La struttura originaria del racconto era formata da cinque atti suddivisi in undici scene. Oggi alcuni dettagli sono stati modificati, aggiungendo altre tre scene ma lasciando invariato il nucleo della storia.

La figura del fantasma di Oiwa ha avuto un grandissimo effetto nel teatro e nella letteratura, e continua ad influenzare ancora oggi il genere horror giapponese. Numerosi sono stati gli adattamenti televisivi e cinematografici a partire dal 1912 ma il migliore fu quello del regista Nobuo Nakagawa nel 1959.

Locandina del film ” The Ghost of Yotsuya” di Nobuo Nakagawa (1959)

Anche i pittori di ukiyo-e ne furono affascinati tra cui gli artisti Shunkosai Hokushu o Katsushika Hokusai che rappresentò il fantasma nella sua serie “One Hundred Ghost Stories”. È una storia basata sull’omicidio, sul tradimento e la vendetta. Ci si trova davanti ad un’inversione di ruoli: la vittima diventa carnefice e il tormentatore, invece, il tormentato. Quelli del Bunsei erano anni in cui il pubblico era entusiasta nell’assistere a scene crudeli e di violenza, qui rafforzato da numerosi effetti speciali, affrontando profonde tematiche al di fuori dei soliti palazzi aristocratici.

Oiwa

La ragazza ritorna nel mondo dei vivi sottoforma di onryo, un fantasma particolarmente attivo che perseguita la causa del suo male. Oiwa cerca vendetta e il suo rancore la obbliga a rimanere sulla terra. Si mostra indossando un tradizionale kimono bianco delle funzioni funebri, lunghissimi capelli sciolti e scompigliati e con il viso pallido tendente all’indaco. Inoltre, a causa dell’avvelenamento, si mostra con l’occhio sinistro malformato e parzialmente priva di capelli. Secondo una leggenda, chi ha intenzione di rappresentare l’opera deve avere la benedizione di Oiwa, su quella che si dice sia la sua tomba perché altrimenti si ottengono maledizioni e giorni infausti.

La storia

La storia, che si svolge nel quartiere di Yotsuya, ha per protagonisti una giovane e bellissima ragazza di ventun anni di nome Oiwa, figlia di una guardia shogunale e di suo marito Iemon Tamiya, ronin, samurai senza il suo padrone. In una precaria situazione economica, la donna subisce il tradimento del marito, innamorato e ricambiato dalla sgraziata Oume, la nipote del vicino di casa. L’uomo e la sua amante decisero di avvelenare Oiwa attraverso una crema di bellezza che le sfigurò il volto tanto da perdere persino i capelli. Ciò portò la protagonista alla pazzia che accidentalmente si infilzò con una spada, maledicendo Iemon in punto di morte. Il fantasma della poveretta tornò tra i vivi, carica di odio e di tristezza, uccidendo dapprima la sua antagonista, in procinto di sposare Iemon, e poi tormentando quest’ultimo manifestandosi spesso sotto forma di lanterna mostruosa, consumata e lacera. L’uomo si ritirò in un eremo in montagna angustiato dalla diabolica risata della donna e dalle sue incessanti apparizioni. La tragica storia termina con l’uccisione dell’uomo, spinto da Oiwa di sotto un dirupo. La vendetta della donna si è compiuta anche se dicono di incontrare il suo fantasma per le strade di Yotsuya.

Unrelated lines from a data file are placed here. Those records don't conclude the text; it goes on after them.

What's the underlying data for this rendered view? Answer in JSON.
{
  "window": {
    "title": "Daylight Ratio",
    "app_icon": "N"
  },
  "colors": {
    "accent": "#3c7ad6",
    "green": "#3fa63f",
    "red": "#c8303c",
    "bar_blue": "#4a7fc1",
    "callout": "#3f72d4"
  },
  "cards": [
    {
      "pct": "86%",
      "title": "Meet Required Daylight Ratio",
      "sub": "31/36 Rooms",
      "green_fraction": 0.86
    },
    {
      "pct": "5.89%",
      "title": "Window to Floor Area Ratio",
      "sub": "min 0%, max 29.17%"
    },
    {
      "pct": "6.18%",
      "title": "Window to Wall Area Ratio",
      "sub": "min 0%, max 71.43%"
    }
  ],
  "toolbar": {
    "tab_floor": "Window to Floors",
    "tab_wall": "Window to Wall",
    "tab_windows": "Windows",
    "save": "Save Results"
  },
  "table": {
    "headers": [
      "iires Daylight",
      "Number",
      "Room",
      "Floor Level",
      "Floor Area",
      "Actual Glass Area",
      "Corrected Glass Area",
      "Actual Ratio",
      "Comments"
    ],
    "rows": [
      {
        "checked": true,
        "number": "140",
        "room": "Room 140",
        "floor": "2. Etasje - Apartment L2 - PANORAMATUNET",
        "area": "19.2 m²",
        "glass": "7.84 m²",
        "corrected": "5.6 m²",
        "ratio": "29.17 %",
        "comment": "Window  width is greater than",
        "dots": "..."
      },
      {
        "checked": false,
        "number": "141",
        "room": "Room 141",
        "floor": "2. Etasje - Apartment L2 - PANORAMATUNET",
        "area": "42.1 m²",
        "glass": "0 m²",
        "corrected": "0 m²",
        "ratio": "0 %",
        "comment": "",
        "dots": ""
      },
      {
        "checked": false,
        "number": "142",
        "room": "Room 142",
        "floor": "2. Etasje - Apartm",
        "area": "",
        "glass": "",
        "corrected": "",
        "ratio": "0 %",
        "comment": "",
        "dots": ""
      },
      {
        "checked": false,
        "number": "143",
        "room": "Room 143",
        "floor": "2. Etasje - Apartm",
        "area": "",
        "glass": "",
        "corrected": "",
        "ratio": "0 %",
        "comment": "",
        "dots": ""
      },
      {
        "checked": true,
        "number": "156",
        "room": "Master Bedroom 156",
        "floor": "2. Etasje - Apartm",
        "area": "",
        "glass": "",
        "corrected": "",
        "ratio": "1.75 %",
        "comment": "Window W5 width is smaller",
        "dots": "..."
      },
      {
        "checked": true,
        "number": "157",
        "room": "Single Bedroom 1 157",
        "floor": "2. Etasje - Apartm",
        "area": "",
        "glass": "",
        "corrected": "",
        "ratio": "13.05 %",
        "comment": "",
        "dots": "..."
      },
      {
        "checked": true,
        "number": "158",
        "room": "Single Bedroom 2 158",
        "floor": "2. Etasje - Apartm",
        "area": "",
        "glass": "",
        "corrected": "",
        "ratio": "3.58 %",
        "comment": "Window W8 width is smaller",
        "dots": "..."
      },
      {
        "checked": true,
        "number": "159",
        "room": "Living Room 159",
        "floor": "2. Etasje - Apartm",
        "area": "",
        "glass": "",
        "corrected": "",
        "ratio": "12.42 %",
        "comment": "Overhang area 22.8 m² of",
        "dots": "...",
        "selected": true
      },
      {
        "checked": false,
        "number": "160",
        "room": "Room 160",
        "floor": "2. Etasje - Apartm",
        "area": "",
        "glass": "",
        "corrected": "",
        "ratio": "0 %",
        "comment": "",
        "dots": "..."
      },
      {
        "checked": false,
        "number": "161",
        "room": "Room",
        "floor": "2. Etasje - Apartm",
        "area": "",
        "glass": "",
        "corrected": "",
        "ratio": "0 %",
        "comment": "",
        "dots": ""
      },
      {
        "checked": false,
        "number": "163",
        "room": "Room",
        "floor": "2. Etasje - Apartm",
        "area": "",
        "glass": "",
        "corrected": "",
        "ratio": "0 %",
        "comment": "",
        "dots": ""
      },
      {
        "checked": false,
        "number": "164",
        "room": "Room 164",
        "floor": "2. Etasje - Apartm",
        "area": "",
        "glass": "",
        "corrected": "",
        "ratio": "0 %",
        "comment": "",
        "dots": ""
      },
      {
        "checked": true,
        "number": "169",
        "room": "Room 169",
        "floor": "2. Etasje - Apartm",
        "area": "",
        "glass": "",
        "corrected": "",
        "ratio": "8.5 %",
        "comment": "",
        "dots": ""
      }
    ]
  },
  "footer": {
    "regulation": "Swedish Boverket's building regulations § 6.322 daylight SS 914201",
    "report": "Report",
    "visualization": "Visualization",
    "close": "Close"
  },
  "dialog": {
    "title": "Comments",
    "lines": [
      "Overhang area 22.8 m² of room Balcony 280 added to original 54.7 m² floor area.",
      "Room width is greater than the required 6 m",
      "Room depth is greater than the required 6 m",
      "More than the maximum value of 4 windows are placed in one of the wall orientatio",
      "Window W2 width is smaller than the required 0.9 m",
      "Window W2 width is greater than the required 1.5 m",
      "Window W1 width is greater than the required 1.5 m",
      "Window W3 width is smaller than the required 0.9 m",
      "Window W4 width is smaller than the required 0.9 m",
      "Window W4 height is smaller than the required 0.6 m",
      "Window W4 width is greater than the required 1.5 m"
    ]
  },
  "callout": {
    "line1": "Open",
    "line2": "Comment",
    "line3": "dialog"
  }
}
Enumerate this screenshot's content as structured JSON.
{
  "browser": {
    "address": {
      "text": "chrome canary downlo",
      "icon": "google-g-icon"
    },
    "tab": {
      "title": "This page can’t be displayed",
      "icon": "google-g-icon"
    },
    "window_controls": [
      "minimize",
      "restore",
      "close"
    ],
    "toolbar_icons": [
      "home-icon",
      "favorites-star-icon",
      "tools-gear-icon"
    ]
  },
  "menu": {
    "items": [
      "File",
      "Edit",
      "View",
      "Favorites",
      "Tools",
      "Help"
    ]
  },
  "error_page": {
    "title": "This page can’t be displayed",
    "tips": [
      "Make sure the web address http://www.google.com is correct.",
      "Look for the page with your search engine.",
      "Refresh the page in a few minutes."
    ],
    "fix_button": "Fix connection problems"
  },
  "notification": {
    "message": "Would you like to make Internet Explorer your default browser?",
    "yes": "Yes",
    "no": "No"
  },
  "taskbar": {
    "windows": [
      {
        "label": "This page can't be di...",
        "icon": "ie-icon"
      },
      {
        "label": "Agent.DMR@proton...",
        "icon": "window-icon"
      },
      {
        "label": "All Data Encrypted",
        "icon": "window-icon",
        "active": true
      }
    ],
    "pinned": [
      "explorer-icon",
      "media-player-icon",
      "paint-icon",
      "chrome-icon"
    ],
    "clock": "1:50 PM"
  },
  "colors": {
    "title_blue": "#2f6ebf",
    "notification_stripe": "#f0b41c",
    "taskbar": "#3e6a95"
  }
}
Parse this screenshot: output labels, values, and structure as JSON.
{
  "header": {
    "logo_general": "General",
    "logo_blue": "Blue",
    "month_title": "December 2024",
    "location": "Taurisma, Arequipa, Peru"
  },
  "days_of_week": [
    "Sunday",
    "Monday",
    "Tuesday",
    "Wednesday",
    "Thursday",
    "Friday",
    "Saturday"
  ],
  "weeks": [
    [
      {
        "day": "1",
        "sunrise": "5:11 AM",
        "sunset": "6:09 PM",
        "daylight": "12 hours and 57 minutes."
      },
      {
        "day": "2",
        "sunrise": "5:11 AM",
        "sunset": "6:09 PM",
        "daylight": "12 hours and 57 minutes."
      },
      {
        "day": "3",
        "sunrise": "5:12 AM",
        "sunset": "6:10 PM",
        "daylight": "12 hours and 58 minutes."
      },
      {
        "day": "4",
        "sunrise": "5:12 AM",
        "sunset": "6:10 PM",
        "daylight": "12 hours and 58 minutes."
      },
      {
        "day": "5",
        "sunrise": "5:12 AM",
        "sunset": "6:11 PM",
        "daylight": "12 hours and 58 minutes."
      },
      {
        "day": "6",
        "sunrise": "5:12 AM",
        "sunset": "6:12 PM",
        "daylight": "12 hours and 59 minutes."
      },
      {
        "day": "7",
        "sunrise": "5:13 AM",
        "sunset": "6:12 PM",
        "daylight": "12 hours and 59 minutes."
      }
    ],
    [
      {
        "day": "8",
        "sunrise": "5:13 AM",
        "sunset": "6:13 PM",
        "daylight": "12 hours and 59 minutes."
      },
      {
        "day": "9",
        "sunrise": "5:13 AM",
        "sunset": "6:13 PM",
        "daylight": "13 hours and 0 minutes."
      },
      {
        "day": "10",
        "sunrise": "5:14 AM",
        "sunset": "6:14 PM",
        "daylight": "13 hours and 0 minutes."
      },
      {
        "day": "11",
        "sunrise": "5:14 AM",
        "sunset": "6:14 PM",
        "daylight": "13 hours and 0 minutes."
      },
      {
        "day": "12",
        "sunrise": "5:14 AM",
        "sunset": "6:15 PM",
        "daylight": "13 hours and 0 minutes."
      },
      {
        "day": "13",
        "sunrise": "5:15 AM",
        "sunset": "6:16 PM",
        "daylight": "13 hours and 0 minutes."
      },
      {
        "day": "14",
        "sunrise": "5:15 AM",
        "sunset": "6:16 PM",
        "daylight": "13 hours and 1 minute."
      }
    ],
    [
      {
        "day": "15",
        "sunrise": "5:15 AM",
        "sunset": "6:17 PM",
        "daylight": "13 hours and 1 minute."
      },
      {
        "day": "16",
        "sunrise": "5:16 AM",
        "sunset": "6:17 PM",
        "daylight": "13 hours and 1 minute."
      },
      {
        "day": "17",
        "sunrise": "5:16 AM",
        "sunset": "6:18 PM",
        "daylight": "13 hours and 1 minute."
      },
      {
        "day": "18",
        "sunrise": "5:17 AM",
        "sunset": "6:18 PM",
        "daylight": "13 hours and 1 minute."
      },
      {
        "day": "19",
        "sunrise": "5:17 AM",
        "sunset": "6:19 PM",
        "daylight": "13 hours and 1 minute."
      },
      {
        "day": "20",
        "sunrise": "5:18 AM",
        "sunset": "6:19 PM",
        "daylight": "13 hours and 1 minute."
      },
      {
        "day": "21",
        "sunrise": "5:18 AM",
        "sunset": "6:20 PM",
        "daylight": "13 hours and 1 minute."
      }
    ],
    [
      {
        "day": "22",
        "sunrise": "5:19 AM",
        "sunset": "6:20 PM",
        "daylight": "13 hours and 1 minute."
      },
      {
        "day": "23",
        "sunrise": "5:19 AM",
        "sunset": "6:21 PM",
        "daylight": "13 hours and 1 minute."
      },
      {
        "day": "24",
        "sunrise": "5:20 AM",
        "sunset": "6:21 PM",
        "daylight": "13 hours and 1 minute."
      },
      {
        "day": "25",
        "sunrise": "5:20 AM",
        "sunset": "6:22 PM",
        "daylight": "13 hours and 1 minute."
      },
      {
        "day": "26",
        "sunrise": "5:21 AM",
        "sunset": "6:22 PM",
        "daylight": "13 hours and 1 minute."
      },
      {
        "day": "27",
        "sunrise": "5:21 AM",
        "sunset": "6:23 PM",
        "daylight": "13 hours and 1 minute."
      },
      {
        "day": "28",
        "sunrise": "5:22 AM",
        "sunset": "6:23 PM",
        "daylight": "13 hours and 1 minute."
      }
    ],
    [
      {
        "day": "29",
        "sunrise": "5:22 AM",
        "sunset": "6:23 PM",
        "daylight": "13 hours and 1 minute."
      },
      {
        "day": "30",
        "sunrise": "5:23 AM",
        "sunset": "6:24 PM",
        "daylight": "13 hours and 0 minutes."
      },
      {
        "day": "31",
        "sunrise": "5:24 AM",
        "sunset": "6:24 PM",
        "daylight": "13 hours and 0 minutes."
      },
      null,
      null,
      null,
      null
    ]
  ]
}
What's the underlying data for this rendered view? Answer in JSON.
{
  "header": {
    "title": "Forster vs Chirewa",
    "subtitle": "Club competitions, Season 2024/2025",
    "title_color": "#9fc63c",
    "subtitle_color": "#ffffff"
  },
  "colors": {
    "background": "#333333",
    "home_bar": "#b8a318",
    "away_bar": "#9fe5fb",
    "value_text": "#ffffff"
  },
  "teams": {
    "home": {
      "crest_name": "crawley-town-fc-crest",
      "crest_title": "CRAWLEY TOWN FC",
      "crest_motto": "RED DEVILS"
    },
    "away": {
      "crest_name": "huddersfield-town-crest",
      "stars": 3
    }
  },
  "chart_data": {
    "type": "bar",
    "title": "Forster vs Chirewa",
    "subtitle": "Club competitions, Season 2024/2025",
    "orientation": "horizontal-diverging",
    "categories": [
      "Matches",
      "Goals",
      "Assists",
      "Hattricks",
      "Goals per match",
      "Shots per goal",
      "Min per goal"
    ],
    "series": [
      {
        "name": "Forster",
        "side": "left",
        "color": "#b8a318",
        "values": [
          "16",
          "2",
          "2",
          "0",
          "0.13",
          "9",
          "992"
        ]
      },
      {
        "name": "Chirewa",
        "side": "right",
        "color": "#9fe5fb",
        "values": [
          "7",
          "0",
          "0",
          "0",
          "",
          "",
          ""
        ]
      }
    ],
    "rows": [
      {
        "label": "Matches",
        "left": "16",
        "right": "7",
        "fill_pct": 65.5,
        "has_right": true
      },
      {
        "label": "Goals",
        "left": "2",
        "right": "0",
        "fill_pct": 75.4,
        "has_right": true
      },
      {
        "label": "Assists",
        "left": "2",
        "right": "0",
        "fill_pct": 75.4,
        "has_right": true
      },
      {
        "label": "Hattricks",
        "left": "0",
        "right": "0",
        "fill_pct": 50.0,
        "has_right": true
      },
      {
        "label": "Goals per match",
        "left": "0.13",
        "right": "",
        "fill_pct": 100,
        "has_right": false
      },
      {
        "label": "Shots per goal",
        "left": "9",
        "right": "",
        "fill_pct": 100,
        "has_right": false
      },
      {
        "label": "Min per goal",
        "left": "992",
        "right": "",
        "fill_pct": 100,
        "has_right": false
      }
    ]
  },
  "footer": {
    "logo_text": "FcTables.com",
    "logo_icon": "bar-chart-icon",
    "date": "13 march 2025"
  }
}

Sebbene sia una storia inventata, a Tokyo furono costruiti due santuari in onore di Oiwa: lo Yotsuya Oiwanari Tamiya Jinja, nel quartiere di Chuo, e lo Oiwa Inari nel quartiere di Shinjuku. Storicamente il primo è quello originale dove si venera la Oiwa esistita realmente, morta a causa del vaiolo il 22 febbraio del 1636. Si crede che sia stata sepolta nel tempio di Myoko-ji, luogo di pellegrinaggio di qualunque cast intenzionato a mettere in scena l’opera di Tokaido Yotsuya Kaidan. Il secondo santuario, invece, è l’ambientazione del personaggio del dramma.

In Giappone la credenza nelle figure sovrannaturali influenza la vita di tutti i giorni. La popolazione continua ad officiare in memoria dei defunti nonostante sia l’emblema del Paese del progresso e della tecnologia.